Jubilee administration is set to leave thousands of families in
the dark when its term ends in two years as only 48 percent out of 1.02
million targeted households have been connected to the national
electricity grid.
Kenya Power
, the
utility firm charged with hooking households to the electricity mains,
has so far connected 494,374 under a five-year subsidised electricity
project launched in September 2015.
“Accelerating
access to electricity has been a priority national goal, acknowledging
that electricity supply catalyses socio-economic development,” said
managing director Bernard Ngugi.
“The last mile project
targets to connect a total of 1.02 million customers out of which
494,374 have already been connected. Rural centres transform quite fast
after they are connected to supply.”
The project funded
by the World Bank, the African Development Bank (AfDB) and the Kenyan
government targeted customers situated near transformers and was to be
carried out in three phases.
The plan now in the second phase has largely been implemented
through the funding from AfDB with 60 percent of the connected customers
done through the banks funding. The government has funded about 30
percent and the rest done by funds from the World Bank.
The
project may delay further as AfDB plans to audit the first phase of the
project where some 224,952 customers were hooked to the grid through
its funding.
The lender, which recently blacklisted a
Chinese firm involved in the project last month invited firms to tender
for the provision of audit services for the project, a process that will
subsequently inform support for future Kenya Power projects.
“The
independent development evaluation function of the African Development
Bank Group invites individual consultants to indicate their interest for
the impact evaluation of the Last Mile Connectivity Project in Kenya,”
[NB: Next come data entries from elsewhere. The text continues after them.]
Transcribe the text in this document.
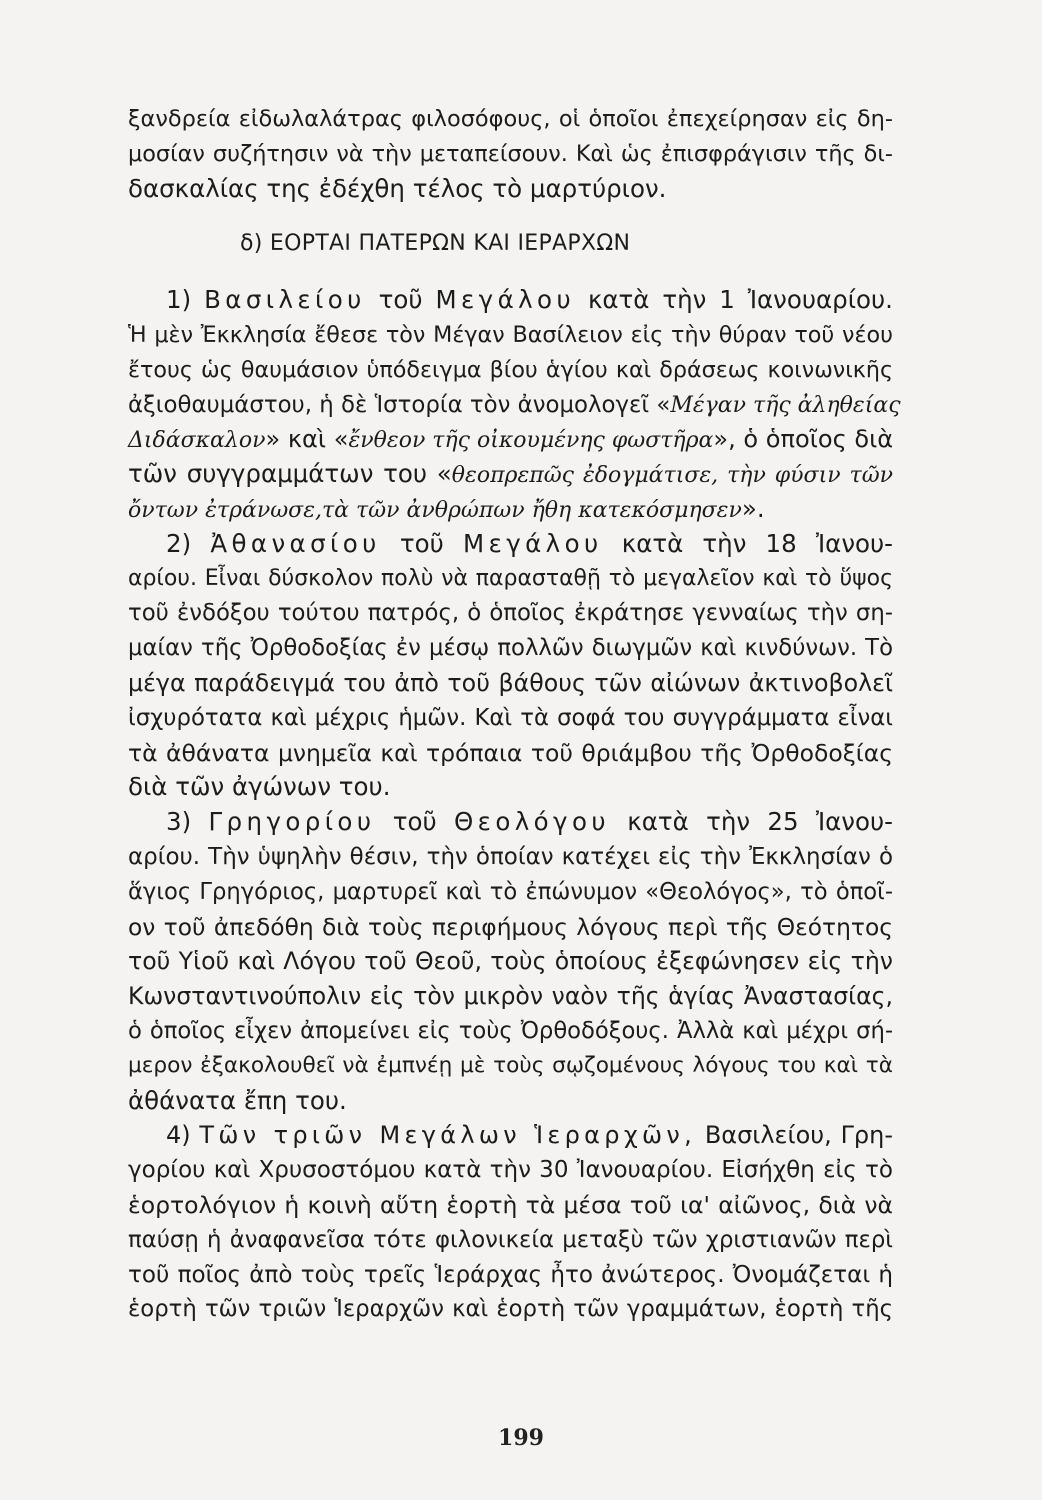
ξανδρεία εἰδωλαλάτρας φιλοσόφους, οἱ ὁποῖοι ἐπεχείρησαν εἰς δη-
μοσίαν συζήτησιν νὰ τὴν μεταπείσουν. Καὶ ὡς ἐπισφράγισιν τῆς δι-
δασκαλίας της ἐδέχθη τέλος τὸ μαρτύριον.
δ) ΕΟΡΤΑΙ ΠΑΤΕΡΩΝ ΚΑΙ ΙΕΡΑΡΧΩΝ
1) Βασιλείου τοῦ Μεγάλου κατὰ τὴν 1 Ἰανουαρίου.
Ἡ μὲν Ἐκκλησία ἔθεσε τὸν Μέγαν Βασίλειον εἰς τὴν θύραν τοῦ νέου
ἔτους ὡς θαυμάσιον ὑπόδειγμα βίου ἁγίου καὶ δράσεως κοινωνικῆς
ἀξιοθαυμάστου, ἡ δὲ Ἱστορία τὸν ἀνομολογεῖ «Μέγαν τῆς ἀληθείας
Διδάσκαλον» καὶ «ἔνθεον τῆς οἰκουμένης φωστῆρα», ὁ ὁποῖος διὰ
τῶν συγγραμμάτων του «θεοπρεπῶς ἐδογμάτισε, τὴν φύσιν τῶν
ὄντων ἐτράνωσε,τὰ τῶν ἀνθρώπων ἤθη κατεκόσμησεν».
2) Ἀθανασίου τοῦ Μεγάλου κατὰ τὴν 18 Ἰανου-
αρίου. Εἶναι δύσκολον πολὺ νὰ παρασταθῇ τὸ μεγαλεῖον καὶ τὸ ὕψος
τοῦ ἐνδόξου τούτου πατρός, ὁ ὁποῖος ἐκράτησε γενναίως τὴν ση-
μαίαν τῆς Ὀρθοδοξίας ἐν μέσῳ πολλῶν διωγμῶν καὶ κινδύνων. Τὸ
μέγα παράδειγμά του ἀπὸ τοῦ βάθους τῶν αἰώνων ἀκτινοβολεῖ
ἰσχυρότατα καὶ μέχρις ἡμῶν. Καὶ τὰ σοφά του συγγράμματα εἶναι
τὰ ἀθάνατα μνημεῖα καὶ τρόπαια τοῦ θριάμβου τῆς Ὀρθοδοξίας
διὰ τῶν ἀγώνων του.
3) Γρηγορίου τοῦ Θεολόγου κατὰ τὴν 25 Ἰανου-
αρίου. Τὴν ὑψηλὴν θέσιν, τὴν ὁποίαν κατέχει εἰς τὴν Ἐκκλησίαν ὁ
ἅγιος Γρηγόριος, μαρτυρεῖ καὶ τὸ ἐπώνυμον «Θεολόγος», τὸ ὁποῖ-
ον τοῦ ἀπεδόθη διὰ τοὺς περιφήμους λόγους περὶ τῆς Θεότητος
τοῦ Υἱοῦ καὶ Λόγου τοῦ Θεοῦ, τοὺς ὁποίους ἐξεφώνησεν εἰς τὴν
Κωνσταντινούπολιν εἰς τὸν μικρὸν ναὸν τῆς ἁγίας Ἀναστασίας,
ὁ ὁποῖος εἶχεν ἀπομείνει εἰς τοὺς Ὀρθοδόξους. Ἀλλὰ καὶ μέχρι σή-
μερον ἐξακολουθεῖ νὰ ἐμπνέῃ μὲ τοὺς σῳζομένους λόγους του καὶ τὰ
ἀθάνατα ἔπη του.
4) Τῶν τριῶν Μεγάλων Ἱεραρχῶν, Βασιλείου, Γρη-
γορίου καὶ Χρυσοστόμου κατὰ τὴν 30 Ἰανουαρίου. Εἰσήχθη εἰς τὸ
ἑορτολόγιον ἡ κοινὴ αὕτη ἑορτὴ τὰ μέσα τοῦ ια' αἰῶνος, διὰ νὰ
παύσῃ ἡ ἀναφανεῖσα τότε φιλονικεία μεταξὺ τῶν χριστιανῶν περὶ
τοῦ ποῖος ἀπὸ τοὺς τρεῖς Ἱεράρχας ἦτο ἀνώτερος. Ὀνομάζεται ἡ
ἑορτὴ τῶν τριῶν Ἱεραρχῶν καὶ ἑορτὴ τῶν γραμμάτων, ἑορτὴ τῆς
199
said the bank in a tender notice.
“The evaluation will focus on the bank-funded Last Mile Connectivity Project approved in 2014 and scheduled to close in 2020.”
Chinese
company Sinotec contracted by Kenya Power for the second phase of Last
Mile Project is said to have misrepresented its experience to meet
qualification requirements for several AfDB-funded projects in what may
have compromised the quality of connections.